It was written 50 years ago by Jim Brosnan but is really one of the greatest baseball books ever published. The title's a reminder that the season has the more than occasional awful day -- a reminder to fans like me who want to see the Orange and Black go 162-0, then have to endure a total buttkick like the one today in Denver.Ubaldo Jimenez tied the Rox record for wins in a season today with 17, Owen Perkins of mlb.com notes in his game story.
He's now tied with the illustrious trio of Pedro Astacio, Jeff Francis and Kevin Ritz (!!!???)
Amazingly, there hasn't been a 20-game winner in the MLB since 2008 when Cliff Lee and Brandon Webb got 22 each.
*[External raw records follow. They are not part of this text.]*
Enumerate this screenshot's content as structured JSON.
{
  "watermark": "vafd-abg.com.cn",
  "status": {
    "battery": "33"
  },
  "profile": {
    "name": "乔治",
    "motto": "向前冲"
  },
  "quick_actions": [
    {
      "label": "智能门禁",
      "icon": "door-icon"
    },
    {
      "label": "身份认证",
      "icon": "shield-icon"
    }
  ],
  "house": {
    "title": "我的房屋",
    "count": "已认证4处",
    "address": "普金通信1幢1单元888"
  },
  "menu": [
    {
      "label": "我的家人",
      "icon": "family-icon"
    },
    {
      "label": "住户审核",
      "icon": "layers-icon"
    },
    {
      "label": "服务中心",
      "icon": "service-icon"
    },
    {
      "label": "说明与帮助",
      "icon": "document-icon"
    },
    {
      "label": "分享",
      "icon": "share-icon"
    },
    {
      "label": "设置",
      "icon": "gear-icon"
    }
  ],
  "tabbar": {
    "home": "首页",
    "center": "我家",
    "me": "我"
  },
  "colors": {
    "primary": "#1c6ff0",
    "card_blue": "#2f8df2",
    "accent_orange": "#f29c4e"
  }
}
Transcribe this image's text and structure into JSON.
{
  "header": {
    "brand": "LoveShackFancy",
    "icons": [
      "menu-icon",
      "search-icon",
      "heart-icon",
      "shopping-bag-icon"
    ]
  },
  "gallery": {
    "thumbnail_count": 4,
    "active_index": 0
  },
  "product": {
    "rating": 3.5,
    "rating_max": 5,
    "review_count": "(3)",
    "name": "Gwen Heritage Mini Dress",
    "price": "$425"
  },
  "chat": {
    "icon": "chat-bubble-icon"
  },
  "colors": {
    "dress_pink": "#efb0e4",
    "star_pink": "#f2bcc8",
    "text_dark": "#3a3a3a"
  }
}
This guy could get 25 wins, which no one has gotten since Bob Welch got 27 for Oakland back in 1990. The Big Unit got 24 in 2002 for the most in the NL during the decade; Zito got the highest in the AL for the decade that year with 23.
But back to "The Long Season," which I read when I was an adolescent and have re-read at least half a dozen times since along with "Pennant Race," which chronicles the Reds winning the pennant in 1961. Jonathan Yardley of the Washington Post agrees with me -- it's a great read even half a century later.Here's part of the review -- "The Long Season" gives pleasure on any number of levels. It conveys, as no other book ever has, the dailiness of baseball, with its season that not merely is long but provides an endless, often inexplicable succession of ups and downs. One day in 1958, pitching against the San Francisco Giants, Brosnan gave up a homer that "cleared the back wall of the right-field bleachers, at the 425-foot mark, causing sportswriters to go dashing out of the press box with a tape measure." In 1959, with the game on the line, he faced the same batter again: "Did he hit it out again? He did not. He tapped it right back to me, like a good little boy, and we had a double play to retire the side." As he says: "This game will drive you batty." Or, as he writes a week later:
". . . Man, that's the way it goes in this game. You make your pitch, and if it's the right pitch, it works . . . most of the time. If it's the wrong pitch, you find out soon enough, and they tell you soon enough, also. If you don't believe them, they send you somewhere else so they don't have to listen to you; and so that you can ponder by yourself the misfortune that has struck you. Etc." Baseball is a tough game and, as that passage indicates, a merciless one as well. A couple of bad appearances -- in which, as is often the case, you make all the right pitches but don't get the right results -- and you're in the doghouse, or the minors, or on a plane to join another team.